Publicis’ $2.2 billion acquisition of LiveRamp last month reawakened an old industry debate about neutrality.
But I believe we’re having the wrong conversation.
While neutrality gives advertisers and agencies comfort that their tech partners are fair and open, it doesn’t provide insight into how their data is being used: how audiences are built, how identity is resolved, where data flowed, or whether their first-party data is strengthening their own advantage or someone else’s.
For years, the industry has treated independence as a shortcut for trust. If a company sat outside platforms, agencies, or media owners, it was assumed to operate as neutral infrastructure.

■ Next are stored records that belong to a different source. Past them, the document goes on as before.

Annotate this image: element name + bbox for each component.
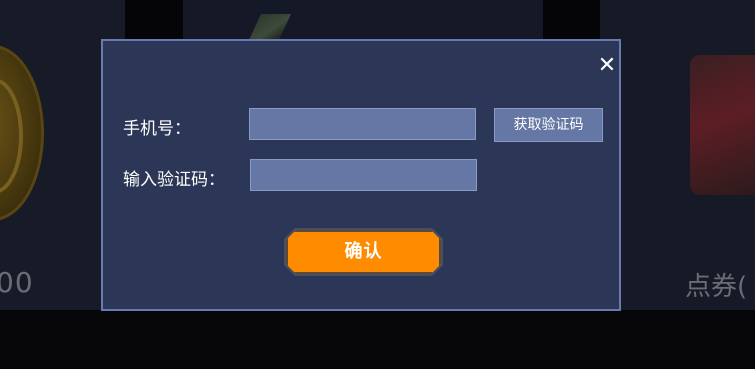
get-code-button[interactable]: 获取验证码 xyxy=(494,108,603,142)
coin-ring xyxy=(0,78,23,194)
left-item-price: 00 xyxy=(0,266,34,299)
confirm-button[interactable]: 确认 xyxy=(286,230,441,274)
phone-verification-dialog: ✕ 手机号： 获取验证码 输入验证码： 确认 xyxy=(101,39,621,311)
close-icon[interactable]: ✕ xyxy=(596,55,618,77)
bottom-bar xyxy=(0,310,755,369)
phone-input[interactable] xyxy=(249,108,476,140)
item-thumbnail-icon xyxy=(690,55,755,195)
game-store-screen: 00 点券( ✕ 手机号： 获取验证码 输入验证码： 确认 xyxy=(0,0,755,369)
phone-label: 手机号： xyxy=(123,119,191,139)
verification-code-input[interactable] xyxy=(250,159,477,191)
right-item-price-label: 点券( xyxy=(685,272,748,302)
code-label: 输入验证码： xyxy=(123,170,225,190)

That logic made sense in a simpler market. But as advertising becomes increasingly algorithmic, data, identity, activation, supply, measurement, and optimization are interdependent. In that environment, neutrality becomes impossible to define.
In an AI-powered world, transparency is what actually matters. The industry should move from asking who owns the asset to asking who can clearly prove what the asset is doing.
The stack has too many hiding places
The current ad tech stack was built in layers. Together, they create a maze. Every handoff adds a tax. Every hop creates signal loss. Every partner makes it harder to understand where performance came from, where money went, and where data ended up.
Neutrality does not address this. Transparency does.
Recent research conducted by Cadent and Winterberry Group found that for every media dollar spent, 38 cents is absorbed by machinery in the middle, with just 47 cents going to actual working media.
The system should be getting more efficient. Instead, too much money is still disappearing between the advertiser and the publisher.
This is where neutrality becomes a distraction. A neutral system can still be expensive and opaque. It can still force marketers through too many steps, upcharges, and black boxes. Every hop introduces signal loss because the systems weren’t designed to work together.